FACTS: The deceased E. M. Bachrach, who left no forced heir except his widow Mary
McDonald Bachrach, in his last will and testament made various legacies in cash and willed
the remainder of his estate as follows: Sixth: It is my will and do herewith bequeath and devise
to my beloved wife Mary McDonald Bachrach for life all the fruits and usufruct of the remainder
of all my estate after payment of the legacies, bequests, and gifts provided for above; and
she may enjoy said usufruct and use or spend such fruits as she may in any manner wish.
The estate of E. M. Bachrach, as owner of 108,000 shares of stock of the Atok-Big Wedge
Mining Co., Inc., received from the latter 54,000 shares representing 50 per cent stock
dividend on the said 108,000 shares. Mary McDonald Bachrach, as usufructuary or life tenant
of the estate, petitioned the lower court to authorize the Peoples Bank and Trust Company
as administrator of the estate of E. M. Bachrach, to her the said 54,000 share of stock dividend
by endorsing and delivering to her the corresponding certificate of stock, claiming that said
dividend, although paid out in the form of stock, is fruit or income and therefore belonged to
her as usufructuary or life tenant. Sophie Siefert and Elisa Elianoff, legal heirs of the
deceased, opposed said petition on the ground that the stock dividend in question was not
income but formed part of the capital and therefore belonged not to the usufructuary but to
the remainderman. While appellants admits that a cash dividend is an income, they contend
that a stock dividend is not, but merely represents an addition to the invested capital. so-
called Massachusetts rule, which prevails in certain jurisdictions in the United States,
supports appellants' contention . It regards cash dividends, however large, as income, and
stock dividends, however made, as capital. On the other hand, so called Pennsylvania rule,
which prevails in various other jurisdictions in the United States, supports appellee's
contention. This rule declares that all earnings of the corporation made prior to the death of
the testator stockholder belong to the corpus of the estate, and that all earnings, when
declared as dividends in whatever form, made during the lifetime of the usufructuary or life
tenant.

ISSUE: Whether or not a dividend is an income and whether it should go to the usufructuary.

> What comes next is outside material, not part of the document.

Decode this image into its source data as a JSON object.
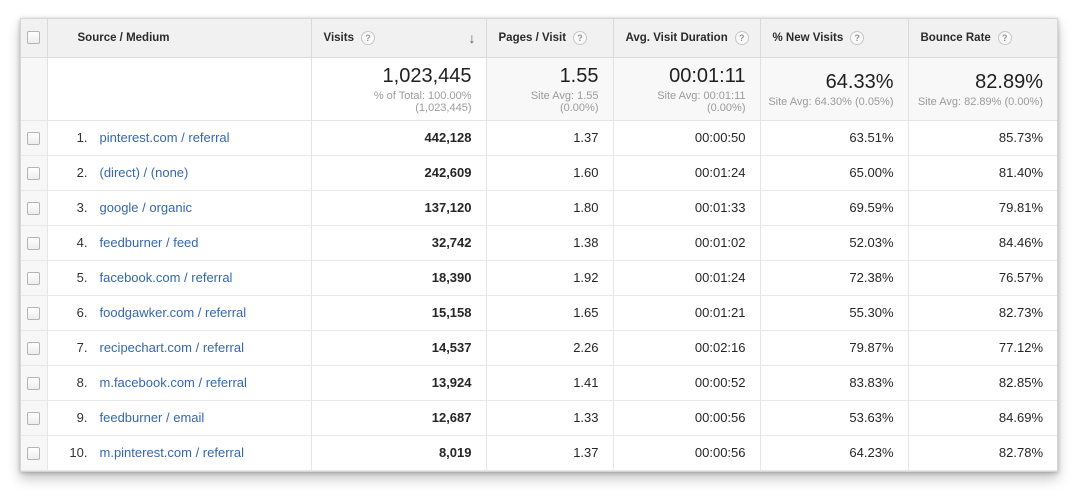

RULING: The Court held that the Pennsylvania rule is more in accord with our statutory laws
than the Massachusetts rule. Under section 16 of our Corporation Law, no corporation may
make or declare any dividend except from the surplus profits arising from its business. Any
dividend, therefore, whether cash or stock, represents surplus profits. Article 471 of the Civil
Code provides that the usufructuary shall be entitled to receive all the natural, industrial, and
civil fruits of the property in usufruct. The 108,000 shares of stock are part of the property in
usufruct. The 54,000 shares of stock dividend are civil fruits of the original investment. They
represent profits, and the delivery of the certificate of stock covering said dividend is
equivalent to the payment of said profits. Said shares may be sold independently of the
original shares, just as the offspring of a domestic animal may be sold independently of its
mother. Therefore, a dividend, whether in the form of cash or stock, is income and,
consequently, should go to the usufructuary. The order appealed from, being in accordance
with the above-quoted provisions of the Civil Code, his hereby affirmed.